Solving for this, you get that x = 3 at the maximum, so plug this back into your function. You get:

f(3) = -2(3)^2 + 12(3) -14 = -18+36-14 = 4.

Therefore, the maximum is 4 at x=3.

Answer 3

- 2x^2 + 12x - 14
= -2( x^2 - 6x + 7 )
= -2( (x - 3)^2 - 2 )
= 2(2 - (x - 3)^2).

This has a maximum value of 4 when (x - 3)^2 = 0.

Answer 4

4

Answer 5

maximum (and minimum) values can be found using the first derivitive set equal to 0.
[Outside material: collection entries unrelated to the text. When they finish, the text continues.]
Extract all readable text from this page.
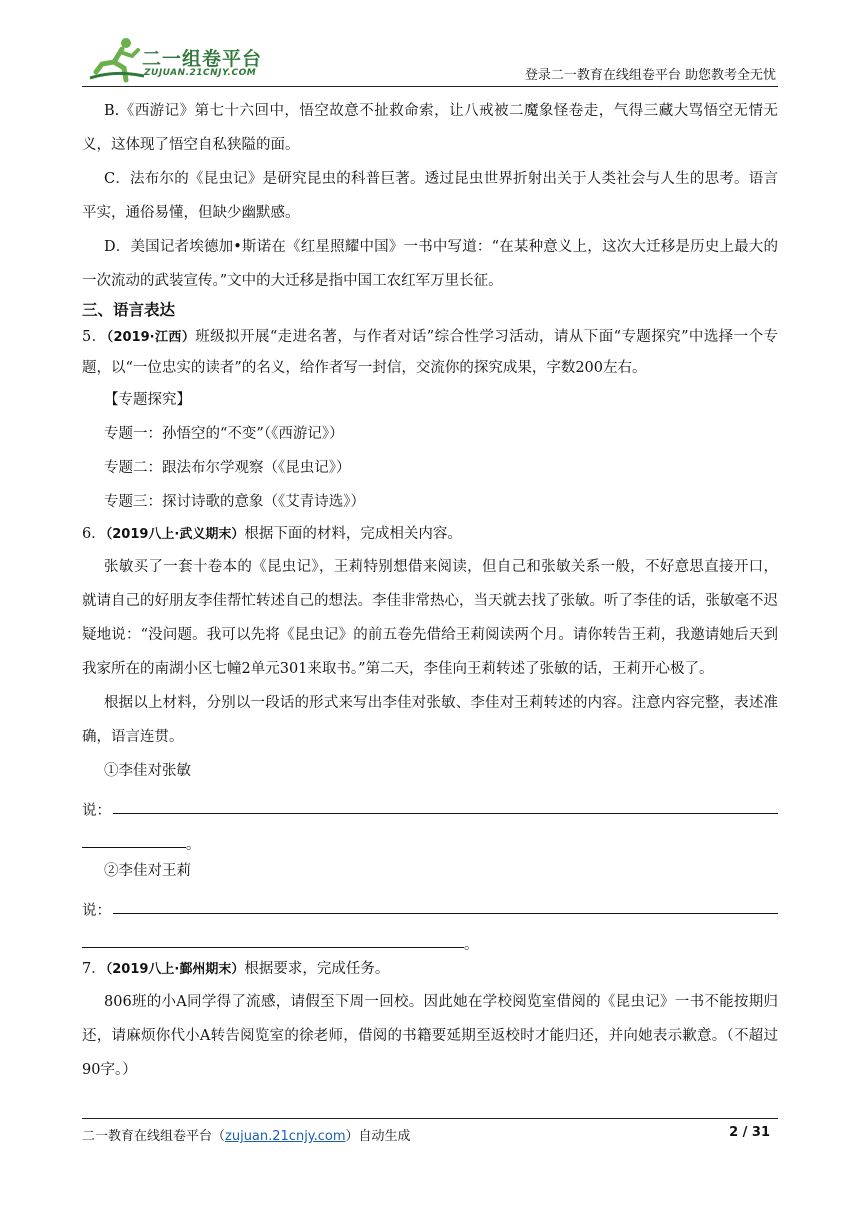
二一组卷平台
ZUJUAN.21CNJY.COM	登录二一教育在线组卷平台 助您教考全无忧

B.《西游记》第七十六回中，悟空故意不扯救命索，让八戒被二魔象怪卷走，气得三藏大骂悟空无情无义，这体现了悟空自私狭隘的面。

C．法布尔的《昆虫记》是研究昆虫的科普巨著。透过昆虫世界折射出关于人类社会与人生的思考。语言平实，通俗易懂，但缺少幽默感。

D．美国记者埃德加•斯诺在《红星照耀中国》一书中写道：“在某种意义上，这次大迁移是历史上最大的一次流动的武装宣传。”文中的大迁移是指中国工农红军万里长征。

三、语言表达

5．（2019·江西）班级拟开展“走进名著，与作者对话”综合性学习活动，请从下面“专题探究”中选择一个专题，以“一位忠实的读者”的名义，给作者写一封信，交流你的探究成果，字数200左右。

【专题探究】

专题一：孙悟空的“不变”（《西游记》）

专题二：跟法布尔学观察（《昆虫记》）

专题三：探讨诗歌的意象（《艾青诗选》）

6．（2019八上·武义期末）根据下面的材料，完成相关内容。

张敏买了一套十卷本的《昆虫记》，王莉特别想借来阅读，但自己和张敏关系一般，不好意思直接开口，就请自己的好朋友李佳帮忙转述自己的想法。李佳非常热心，当天就去找了张敏。听了李佳的话，张敏毫不迟疑地说：“没问题。我可以先将《昆虫记》的前五卷先借给王莉阅读两个月。请你转告王莉，我邀请她后天到我家所在的南湖小区七幢2单元301来取书。”第二天，李佳向王莉转述了张敏的话，王莉开心极了。

根据以上材料，分别以一段话的形式来写出李佳对张敏、李佳对王莉转述的内容。注意内容完整，表述准确，语言连贯。

①李佳对张敏

说：
。

②李佳对王莉

说：
。

7．（2019八上·鄞州期末）根据要求，完成任务。

806班的小A同学得了流感，请假至下周一回校。因此她在学校阅览室借阅的《昆虫记》一书不能按期归还，请麻烦你代小A转告阅览室的徐老师，借阅的书籍要延期至返校时才能归还，并向她表示歉意。（不超过90字。）

二一教育在线组卷平台（zujuan.21cnjy.com）自动生成	2 / 31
taking the first derivitive, we get
f '(x) = -4x + 12
set that = 0 and solve for x and we get
-4x = -12
x = 3

now we take that three and plug it back into the function to get the maximum value

-2(3)^2 + 12(3) - 14 =
-18 + 36 - 14 = 36 - 32 = 4

the maximum value of the above function is 4.

Answer 6

f(x) = -2x^2 +12x - 14

ok, so you will take the first derivative of this function which is:

f'(x) = -4x + 12

then you solve for x:

-4x + 12 = 0

-4x = -12

x = 3

then you will plug this back into the original function:

f(3) = -2(3)^2 + 12(3) -14
= -18 + 36 - 14
= 4

thus the max. value of the function is 4.

Answer 7

dy/dx = -4x+12
Set = 0 getting x = 3
f(3) = -2(3^2) +12*3 -14
f(3) = -18 +36 -14 = 4
max value = 4

Answer 8

ehm.... do derivative of that, set it to 0 and calculate the values for x

Answer 9

about three... I think. I didn't do the math, I just looked at it.